High Ash Content in Cat Food & Renal Failure in Cats

Phosphorous matters for a cat with chronic kidney disease.

Phosphorous matters for a cat with chronic kidney disease.

Veterinary science has made great strides. Over the last couple of decades, researchers have learned that high "ash content" in catfood isn't as harmful as once believed. If Bella's in renal failure, ash content is one part of her diet you don't have to fret.

Ash Content in Cat Food

If Bella's been dining on kibble, one of the ingredients listed on the label is the ash content. Don't worry -- no one's been snuffing out cigarettes in her food. Ash, mostly minerals, is a score of the inorganic content that remains after a sample of Bella's food has been incinerated. In the 1980s, vets commoly recommended a low-ash diet for cats suffering from urinary tract problems. The idea was that struvite, a type of bladder stone, was caused by diets with high ash content. As more research was conducted, it became clear that magnesium level is of greater concern than ash content.

Chronic Renal Failure

Though they're little organs, kidneys have a big job to do; along with helping to regulate Bella's blood pressure and maintain her hydration level, they remove toxic substances from her body. Waste products such as phosphorus, nitrogen and creatinine, are filtered from her blood by her kidneys and excreted in her urine. Kidneys are able to compensate for their own deterioration, so kidney disease is usually advanced by the time it's detected. Normally, renal failure in cats isn't detected until there's only about a third of healthy kidney function left. There are a few known causes of kidney disease, including infection, cancer and ingesting toxins such as antifreeze. Though diet doesn't cause kidney disease, it can contribute to the kidneys' deterioration.

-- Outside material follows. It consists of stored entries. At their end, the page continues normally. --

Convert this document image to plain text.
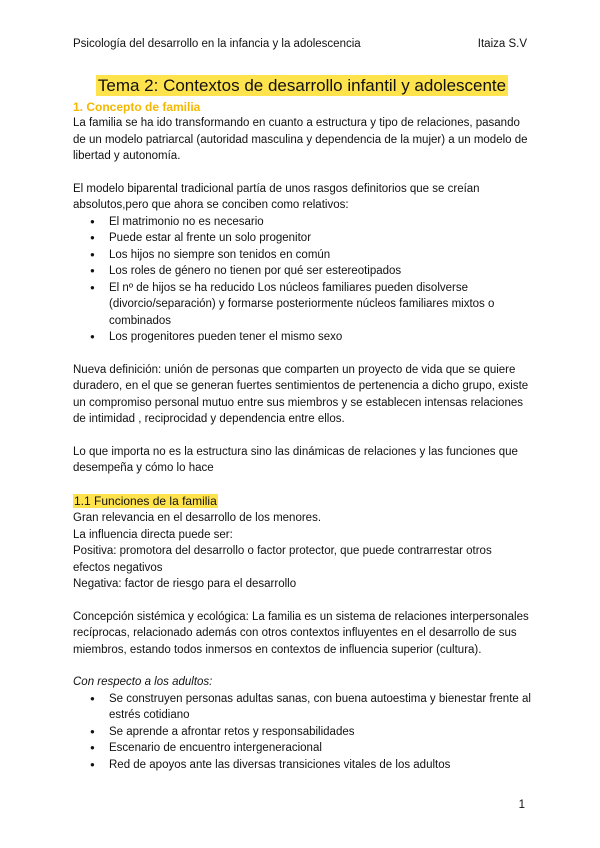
Psicología del desarrollo en la infancia y la adolescencia	Itaiza S.V
Tema 2: Contextos de desarrollo infantil y adolescente
1. Concepto de familia

La familia se ha ido transformando en cuanto a estructura y tipo de relaciones, pasando de un modelo patriarcal (autoridad masculina y dependencia de la mujer) a un modelo de libertad y autonomía.

El modelo biparental tradicional partía de unos rasgos definitorios que se creían absolutos,pero que ahora se conciben como relativos:

● El matrimonio no es necesario
● Puede estar al frente un solo progenitor
● Los hijos no siempre son tenidos en común
● Los roles de género no tienen por qué ser estereotipados
● El nº de hijos se ha reducido Los núcleos familiares pueden disolverse (divorcio/separación) y formarse posteriormente núcleos familiares mixtos o combinados
● Los progenitores pueden tener el mismo sexo

Nueva definición: unión de personas que comparten un proyecto de vida que se quiere duradero, en el que se generan fuertes sentimientos de pertenencia a dicho grupo, existe un compromiso personal mutuo entre sus miembros y se establecen intensas relaciones de intimidad , reciprocidad y dependencia entre ellos.

Lo que importa no es la estructura sino las dinámicas de relaciones y las funciones que desempeña y cómo lo hace

1.1 Funciones de la familia

Gran relevancia en el desarrollo de los menores.

La influencia directa puede ser:

Positiva: promotora del desarrollo o factor protector, que puede contrarrestar otros efectos negativos

Negativa: factor de riesgo para el desarrollo

Concepción sistémica y ecológica: La familia es un sistema de relaciones interpersonales recíprocas, relacionado además con otros contextos influyentes en el desarrollo de sus miembros, estando todos inmersos en contextos de influencia superior (cultura).

Con respecto a los adultos:

● Se construyen personas adultas sanas, con buena autoestima y bienestar frente al estrés cotidiano
● Se aprende a afrontar retos y responsabilidades
● Escenario de encuentro intergeneracional
● Red de apoyos ante las diversas transiciones vitales de los adultos
1
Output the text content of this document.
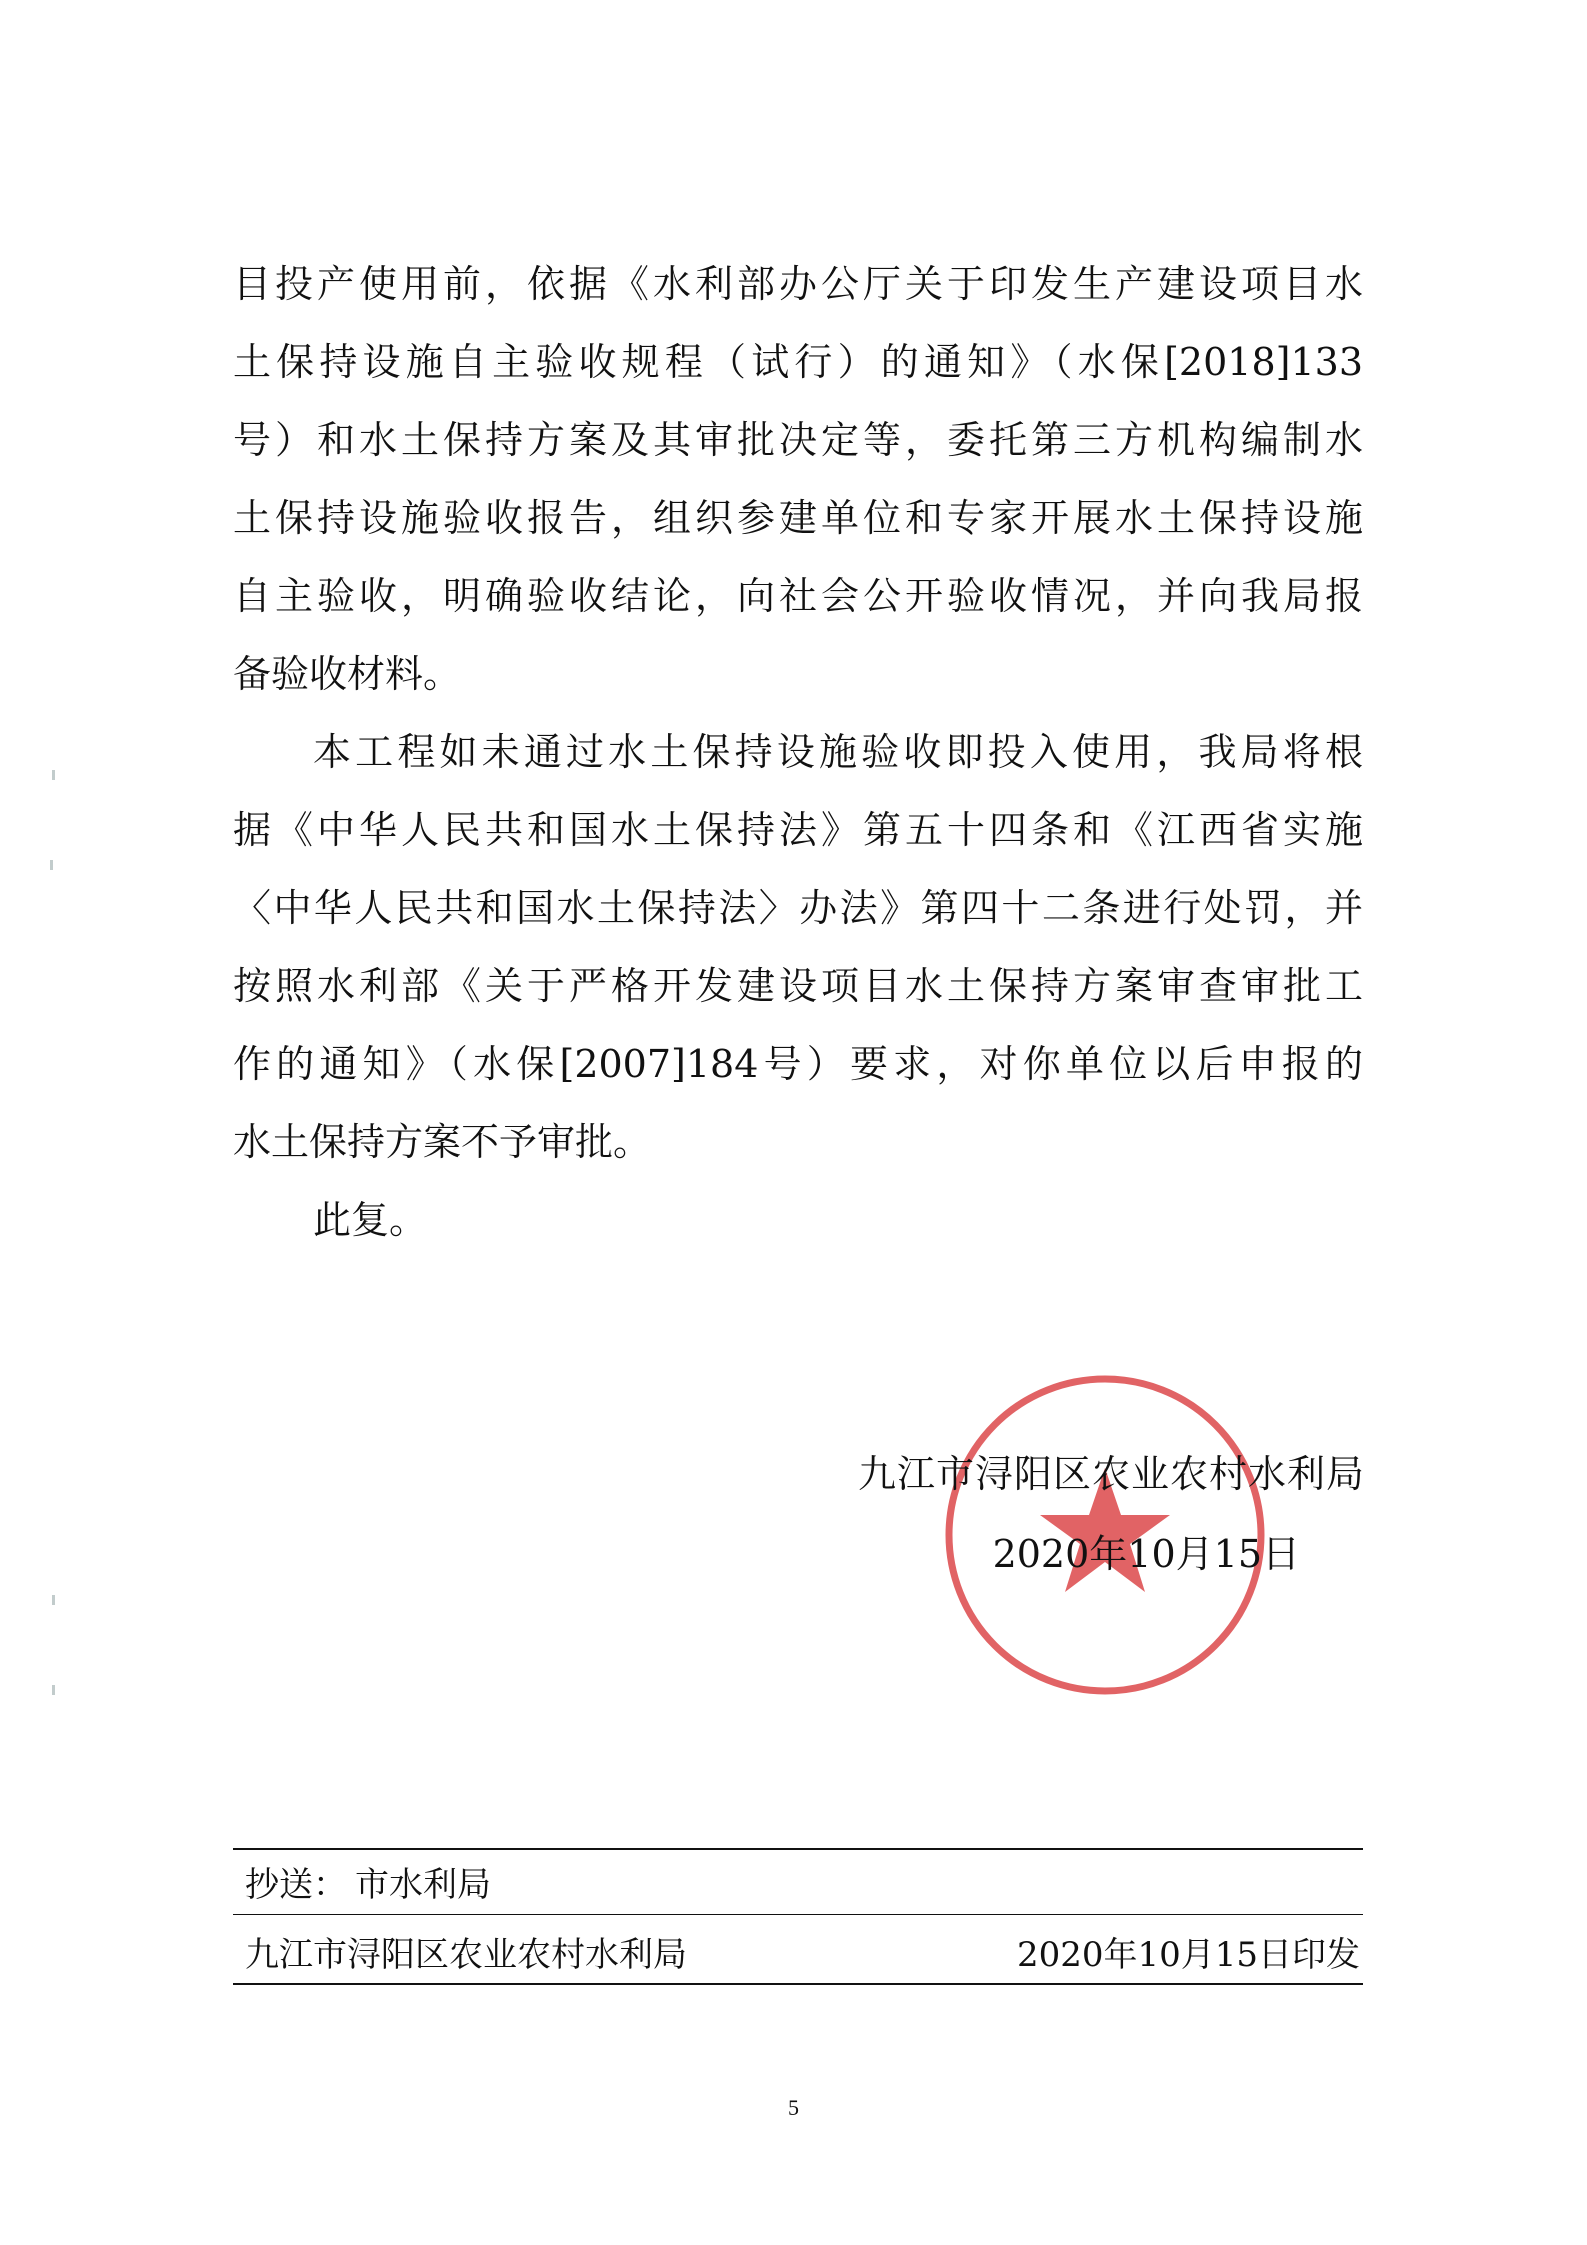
目投产使用前，依据《水利部办公厅关于印发生产建设项目水
土保持设施自主验收规程（试行）的通知》（水保[2018]133
号）和水土保持方案及其审批决定等，委托第三方机构编制水
土保持设施验收报告，组织参建单位和专家开展水土保持设施
自主验收，明确验收结论，向社会公开验收情况，并向我局报
备验收材料。
本工程如未通过水土保持设施验收即投入使用，我局将根
据《中华人民共和国水土保持法》第五十四条和《江西省实施
〈中华人民共和国水土保持法〉办法》第四十二条进行处罚，并
按照水利部《关于严格开发建设项目水土保持方案审查审批工
作的通知》（水保[2007]184号）要求，对你单位以后申报的
水土保持方案不予审批。
此复。
九江市浔阳区农业农村水利局
2020年10月15日
抄送： 市水利局
九江市浔阳区农业农村水利局	2020年10月15日印发
5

Ash Content and Kidney Failure

Ash content in Bella's food doesn't have much to do with what's going on in her kidneys. A high level of ash isn't going to make her sicker, nor did it cause her renal failure. The only known connection between ash content and renal failure is the presence of water or lack of it. Dry food, which has ash, has very low water content compared with that of canned food. If Bella has kidney issues, water intake is crucial for her; she'll get more water from canned food. The Feline Nutrition Education Society notes that the chronic mild dehydration cats experience from dry food diets can stress the kidneys, ultimately impacting kidney function. As well, the low magnesium content in foods formulated for urinary health may negatively impact the kidneys over time, but evidence isn't conclusive on that.

Diet and Kidney Failure

As kidneys fail, it becomes harder for them to process toxins. Debate exists over the role of protein in the diet for a cat in renal failure. Some vets advocate a diet low in protein, on the premise many of the toxins present in the kidneys are from the breakdown of proteins. Other vets point out the difference between protein and high quality protein, which is protein that meets Bella's nutritional needs but needs as little breaking down as possible. Despite the disagreement over protein, the role of phosphorous isn't under debate. A cat in kidney failure isn't able to process excess phosphorous, which can hasten the deterioration of her kidneys, as well as cause nausea, loss of appetite, weight loss, weakness and loss of coordination. A cat in chronic renal failure requires a diet low in phosphorous.